Sixteen-year-old Katniss Everdeen, who lives alone with her mother and younger sister, regards it as a death sentence when she steps forward to take her sister's place in the Games. But Katniss has been close to dead before—and survival, for her, is second nature. Without really meaning to, she becomes a contender. But if she is to win, she will have to start making choices that will weigh survival against humanity and life against love.
Honestly, I wanted to dislike this book. I wanted to be the person who read it, and said "Meh." Unfortunately, that's not quite what happened. I ended up reading the entire book in nearly one sitting and ordered the next 2 in the series right away. The book was fantastic. I had to remind myself from time to time that this was indeed, YA literature. The author didn't dumb down the situations, the dialog, or the characters. The plot was dark and she lets it be dark. I mean for crying out loud, the government are pitting children against themselves in a battle to the death, in order to remind everyone what their lives were like before the government's rule. That's freakin heavy. And Collins lets it be what it is. That's not to say that there aren't touching exchanges, or lovable characters, because there are a few. But yeah, this story is dark in subject. And it absolutely works.

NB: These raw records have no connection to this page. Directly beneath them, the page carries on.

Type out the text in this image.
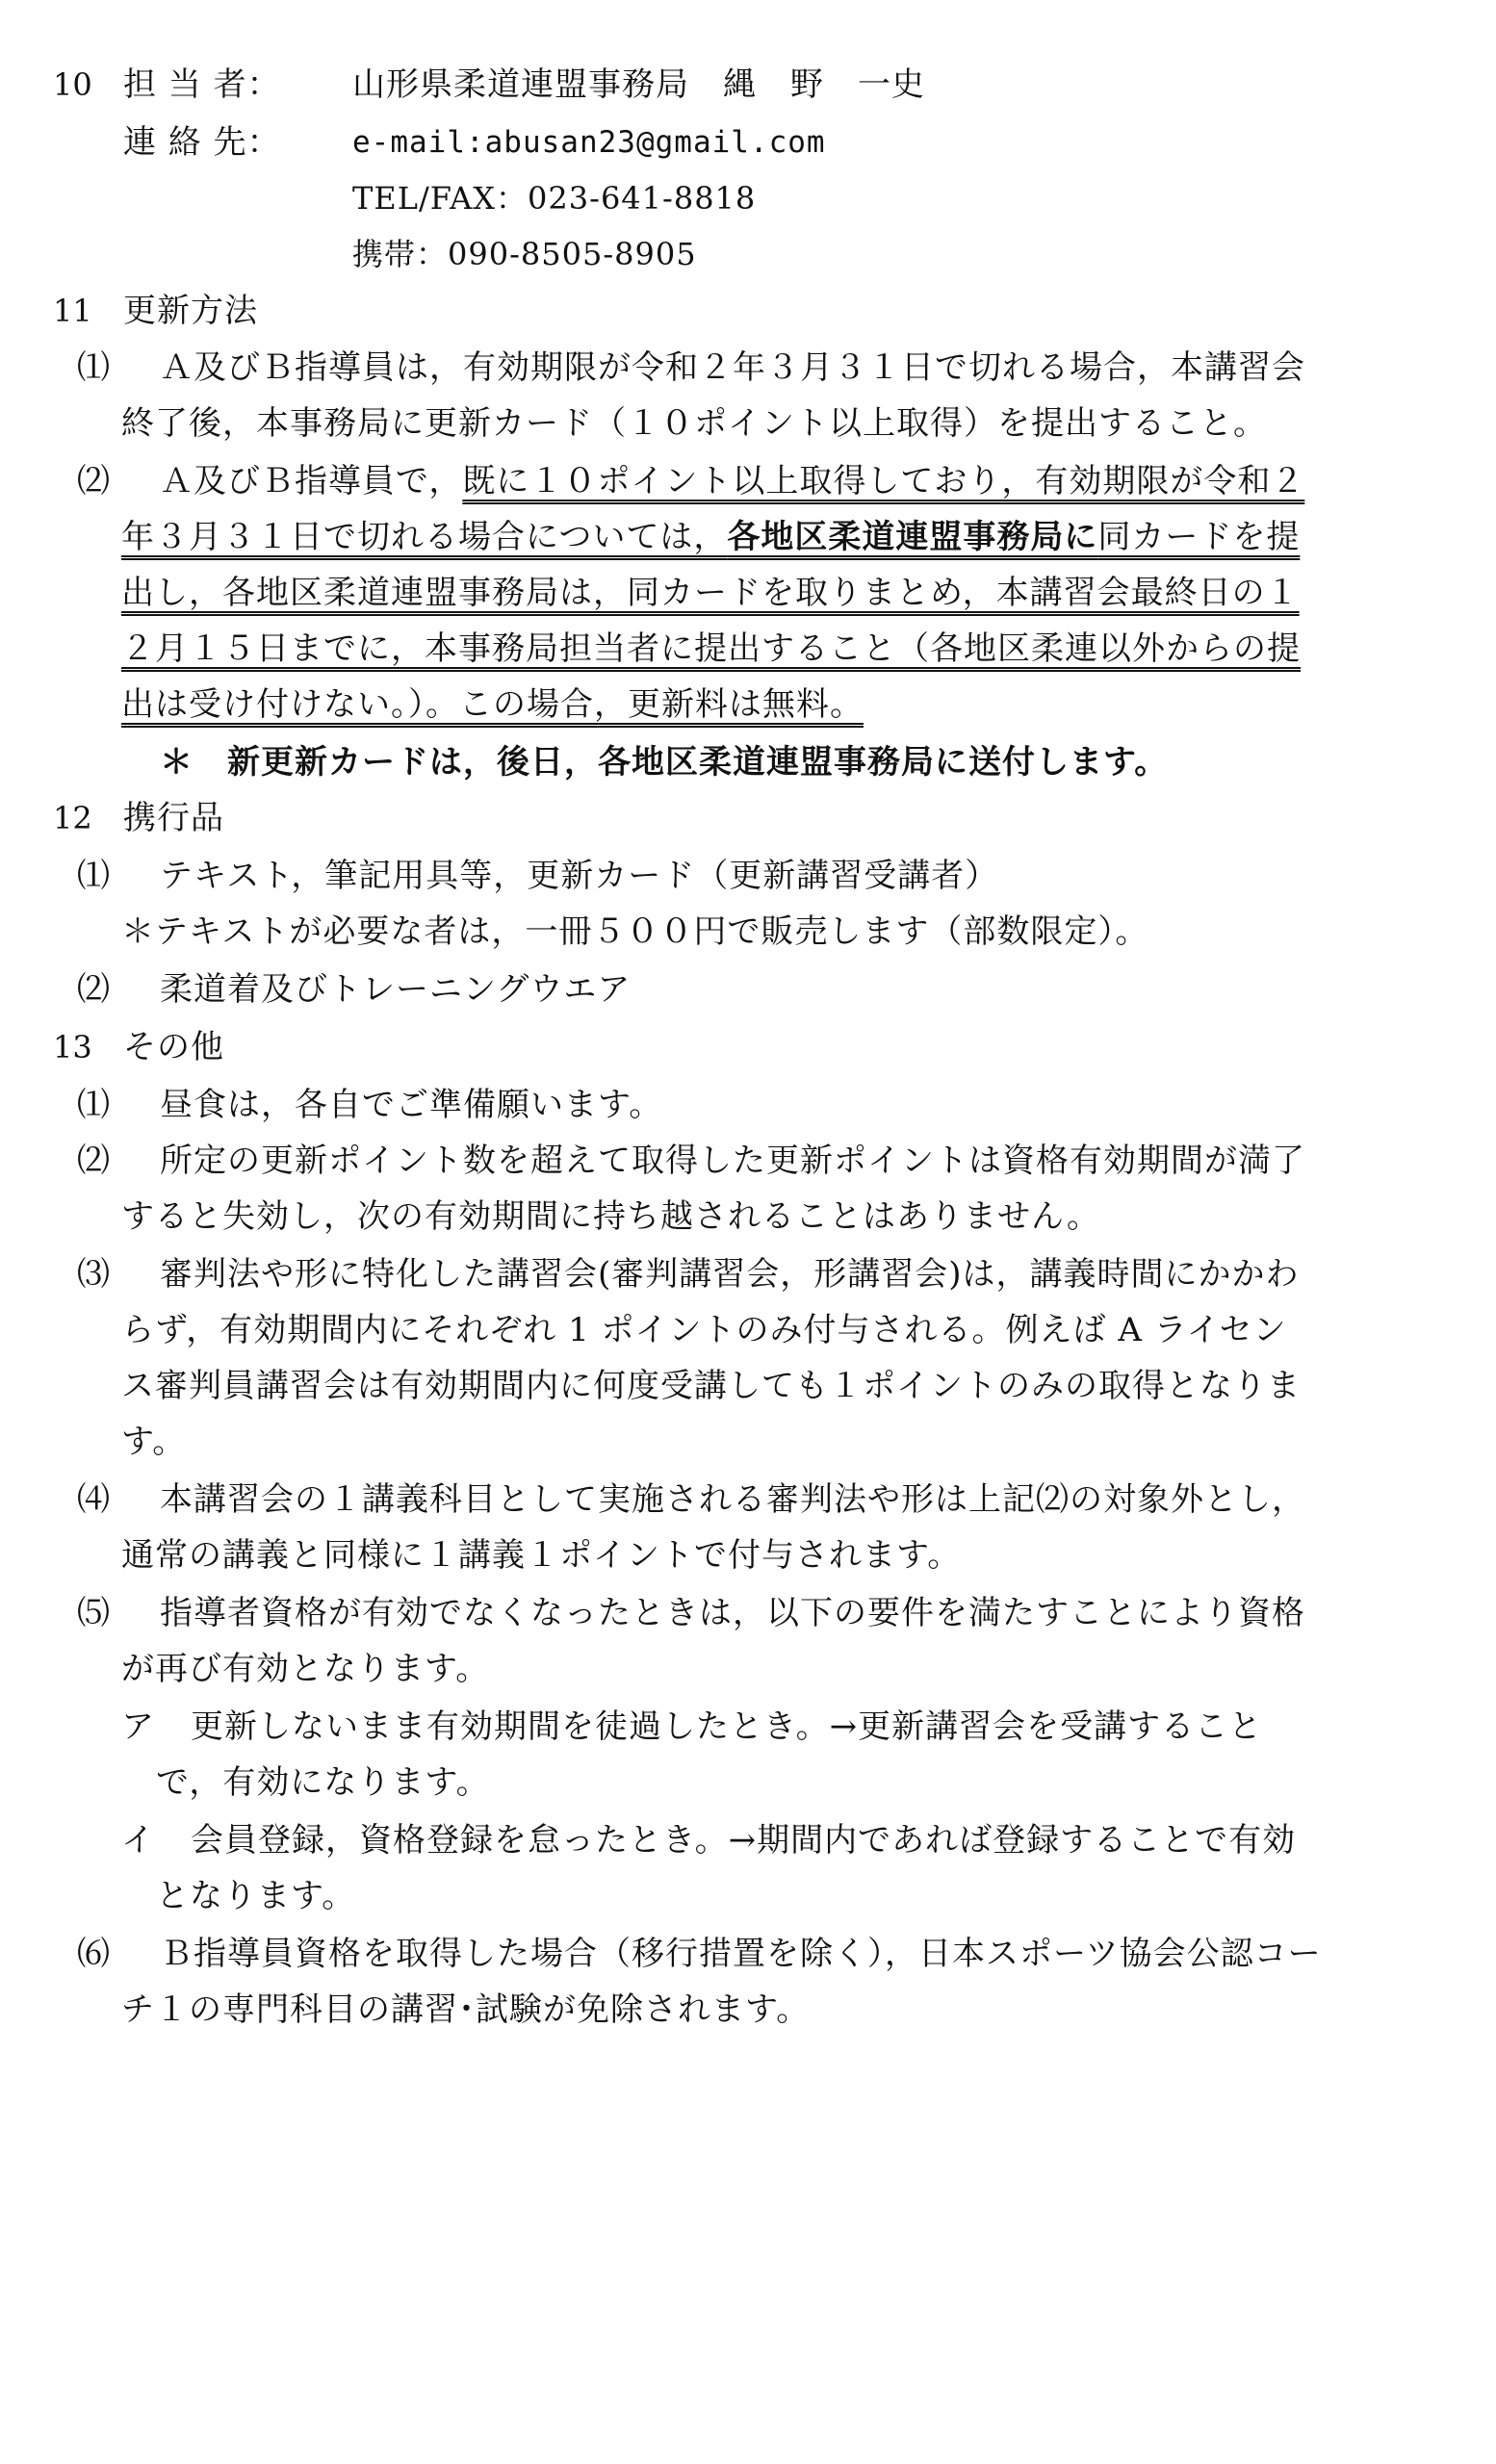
10 担 当 者： 山形県柔道連盟事務局　縄　野　一史
連 絡 先： e-mail:abusan23@gmail.com
TEL/FAX：023-641-8818
携帯：090-8505-8905
11 更新方法
⑴ Ａ及びＢ指導員は，有効期限が令和２年３月３１日で切れる場合，本講習会
終了後，本事務局に更新カード（１０ポイント以上取得）を提出すること。
⑵ Ａ及びＢ指導員で，既に１０ポイント以上取得しており，有効期限が令和２
年３月３１日で切れる場合については，各地区柔道連盟事務局に同カードを提
出し，各地区柔道連盟事務局は，同カードを取りまとめ，本講習会最終日の１
２月１５日までに，本事務局担当者に提出すること（各地区柔連以外からの提
出は受け付けない。）。この場合，更新料は無料。
＊　新更新カードは，後日，各地区柔道連盟事務局に送付します。
12 携行品
⑴ テキスト，筆記用具等，更新カード（更新講習受講者）
＊テキストが必要な者は，一冊５００円で販売します（部数限定）。
⑵ 柔道着及びトレーニングウエア
13 その他
⑴ 昼食は，各自でご準備願います。
⑵ 所定の更新ポイント数を超えて取得した更新ポイントは資格有効期間が満了
すると失効し，次の有効期間に持ち越されることはありません。
⑶ 審判法や形に特化した講習会(審判講習会，形講習会)は，講義時間にかかわ
らず，有効期間内にそれぞれ 1 ポイントのみ付与される。例えば A ライセン
ス審判員講習会は有効期間内に何度受講しても１ポイントのみの取得となりま
す。
⑷ 本講習会の１講義科目として実施される審判法や形は上記⑵の対象外とし，
通常の講義と同様に１講義１ポイントで付与されます。
⑸ 指導者資格が有効でなくなったときは，以下の要件を満たすことにより資格
が再び有効となります。
ア 更新しないまま有効期間を徒過したとき。→更新講習会を受講すること
で，有効になります。
イ 会員登録，資格登録を怠ったとき。→期間内であれば登録することで有効
となります。
⑹ Ｂ指導員資格を取得した場合（移行措置を除く），日本スポーツ協会公認コー
チ１の専門科目の講習･試験が免除されます。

The two main characters Katniss and Peeta quickly won me over, each in their own ways. I knew Katniss' character was a keeper the minute she took her spot in the competition. (and how she takes her spot in the competition) She doesn't whine about her place in life, or internalize things to death. She's smart, and she's tough when she needs to be, but she's also surprisingly tender when it counts. She's in it to win it, don't worry, but she never forgets the connection that her competitors and herself have. No matter that they're from different districts or have different day to day lives, they're all kept down by the same f'd up government, and they're all struggling to survive. Her grasp of the human connection will win your heart, and makes her character wise beyond her years.
Peeta is such a sweet guy, and I absolutely was not expecting it. He's not fawning all over Katniss, but does have a soft side. I wanted to root for him immediately. We're left to interpret his actions on our own, since the book is from Katniss' POV, but because his actions line up with his remarks, you put trust in his character. I was surprised by him a few times, but for the most part his character is never faltering. Because both characters are so relatable, they easily tie the audience to the plot, and the gruesome subject matter.
Bottom Line: If you've been the town cynic, like me, I beg you to give Hunger Games a go. The plot is tight and the pacing is perfect. The author lets the story be oppressive, thank god. And the teenage characters come off wiser than their 16 years. It's all win. Promise.